I am not a romance reader, and double that for paranormal romance.
But, The Iron Duke. Damn, I love that book. Really, if you're over 18 and O.K. with thrusting and heaving, you should totally read it.
So, I thought, maybe, possibly, that I haven't been fair to the genre. That I had dismissed it out of hand. And, I wanted to read more of Meljean Brook's work.
Enter Hot Spell and Burning Up -- two novella compilations that include Brook and some other authors.
I read both of them, and I have come to a conclusion.
I am still not a paranormal romance reader. But, I tried to evaluate these stories on their merits.
The Countess's Pleasure by Emma Holly. Of the stories that I read, this was the best written. A widowed countess engages a "demon" as a consort and the two fall in love. I liked the steam-punky Indo-British setting, I liked that Georgiana (the countess) was seeking to become her own person. The clash of cultures and philosophies was interesting.
Would I read more by this author in this series: Maybe. A quick Google tells me that the others in the series have more of that retro-Victorian sci-fi vibe, and l find that interesting.
The Breed Next Door by Lora Leigh. A genetically engineered feline-man hybrid moves in next door to a "spitfire." The two discover they are genetically destined to be mates and have lots and lots of sex. There's something in here about bounty hunters, but it's an afterthought. This novella is all about the banging. However, the way the sex was described was really unappealing and sexist.
Would I read more by this author in this series: No. This sucked.
Falling for Anthony by Meljean Brook. Demons, and Nosferatu, and vampires and guardians. Who are not angels. But act like them. Wha? This was a confusing mess of ideas. One thing I will say is that this story was one of the few that had a sexually experienced woman in it.
Would I read more by this author in this series: No. I love Brook's Iron Seas books, but this... is not for me.
The Blood Kiss by Shiloh Walker. Evil Vampires. Who fight heroic werewolves. Any story that attempts to frame kidnapping as a romantic act has an uphill battle with me.

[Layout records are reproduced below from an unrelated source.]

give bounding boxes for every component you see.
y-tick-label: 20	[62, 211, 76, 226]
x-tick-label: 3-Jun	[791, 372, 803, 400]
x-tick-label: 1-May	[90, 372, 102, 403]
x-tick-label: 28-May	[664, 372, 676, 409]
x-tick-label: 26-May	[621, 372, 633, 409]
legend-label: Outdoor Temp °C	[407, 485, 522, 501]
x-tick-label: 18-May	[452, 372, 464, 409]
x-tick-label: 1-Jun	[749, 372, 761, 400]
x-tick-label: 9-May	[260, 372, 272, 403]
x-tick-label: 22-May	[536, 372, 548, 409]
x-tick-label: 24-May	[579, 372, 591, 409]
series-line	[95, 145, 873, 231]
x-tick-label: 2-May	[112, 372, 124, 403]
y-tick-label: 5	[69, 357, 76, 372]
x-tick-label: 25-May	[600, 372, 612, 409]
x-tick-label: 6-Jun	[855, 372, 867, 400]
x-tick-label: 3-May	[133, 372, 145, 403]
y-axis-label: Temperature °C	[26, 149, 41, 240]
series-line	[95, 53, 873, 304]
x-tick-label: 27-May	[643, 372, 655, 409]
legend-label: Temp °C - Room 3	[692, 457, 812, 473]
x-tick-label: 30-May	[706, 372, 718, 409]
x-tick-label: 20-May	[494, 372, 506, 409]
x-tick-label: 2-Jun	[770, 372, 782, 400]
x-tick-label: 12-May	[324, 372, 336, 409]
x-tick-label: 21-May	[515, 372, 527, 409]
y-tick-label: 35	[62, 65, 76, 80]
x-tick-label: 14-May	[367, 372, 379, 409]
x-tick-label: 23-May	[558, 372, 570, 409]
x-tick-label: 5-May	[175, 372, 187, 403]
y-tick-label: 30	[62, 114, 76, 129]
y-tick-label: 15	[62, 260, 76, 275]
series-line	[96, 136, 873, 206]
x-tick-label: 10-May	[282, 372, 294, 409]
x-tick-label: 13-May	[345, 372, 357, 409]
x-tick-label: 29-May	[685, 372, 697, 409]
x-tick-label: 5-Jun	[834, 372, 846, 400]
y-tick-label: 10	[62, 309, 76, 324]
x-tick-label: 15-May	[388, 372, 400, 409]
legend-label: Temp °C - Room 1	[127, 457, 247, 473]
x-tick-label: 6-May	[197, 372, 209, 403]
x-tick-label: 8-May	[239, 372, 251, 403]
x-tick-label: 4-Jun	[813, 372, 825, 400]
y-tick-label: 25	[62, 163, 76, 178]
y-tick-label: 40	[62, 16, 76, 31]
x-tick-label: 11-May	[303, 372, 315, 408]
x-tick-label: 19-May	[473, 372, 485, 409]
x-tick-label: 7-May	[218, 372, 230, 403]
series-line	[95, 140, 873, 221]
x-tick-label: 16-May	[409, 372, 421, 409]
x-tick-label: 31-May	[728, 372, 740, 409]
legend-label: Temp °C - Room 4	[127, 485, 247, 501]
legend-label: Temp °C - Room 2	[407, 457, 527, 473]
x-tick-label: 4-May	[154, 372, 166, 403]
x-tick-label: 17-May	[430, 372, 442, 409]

Would I read more by this author in this series: No. There wasn't enough new here that I want to know more about.
Whisper of Sin by Nalini Singh. Surprisingly enjoyable. I am not a were/shapeshifter fan, but this read more like a sci-fi/crime mash-up than a paranormal romance. The heroine, Ria, was spunky, and educated and willing to seek out what she wanted.
Would I read more by this author in this series: Maybe. These had more of a sci-fi vibe, and I liked that. I liked that there were women in powerful positions in the Changling universe.
Blood and Roses by Angela Knight. Heroic vampires. And the courtesans who love them. While Knight writes fairly well, this story had the most predictable arc imaginable. And it had a child in danger, which is just cheap.
Would I read more by this author in this series: No. Predictable and bland.
Shifting Sea by Virginia Kantra. Surprisingly, I liked this story more than I was expecting, because...mermaids. However, this is more of a historical fiction story, and I could totally see Major John Harris being played by Colin Firth. Would I want to read a whole novel set in this world, with these characters -- no. But it was a pleasant novella.
Would I read more by this author in this series: No. As I said above, it was pleasant, but the novella was enough.
Here Be Monsters by Meljean Brook. I loved this one. The setting of the Iron Seas has me hooked. Steampunk nanotech. I loved that Ivy was making choices and not letting things happen to her. Would I love it without reading The Iron Duke first? I'm not sure.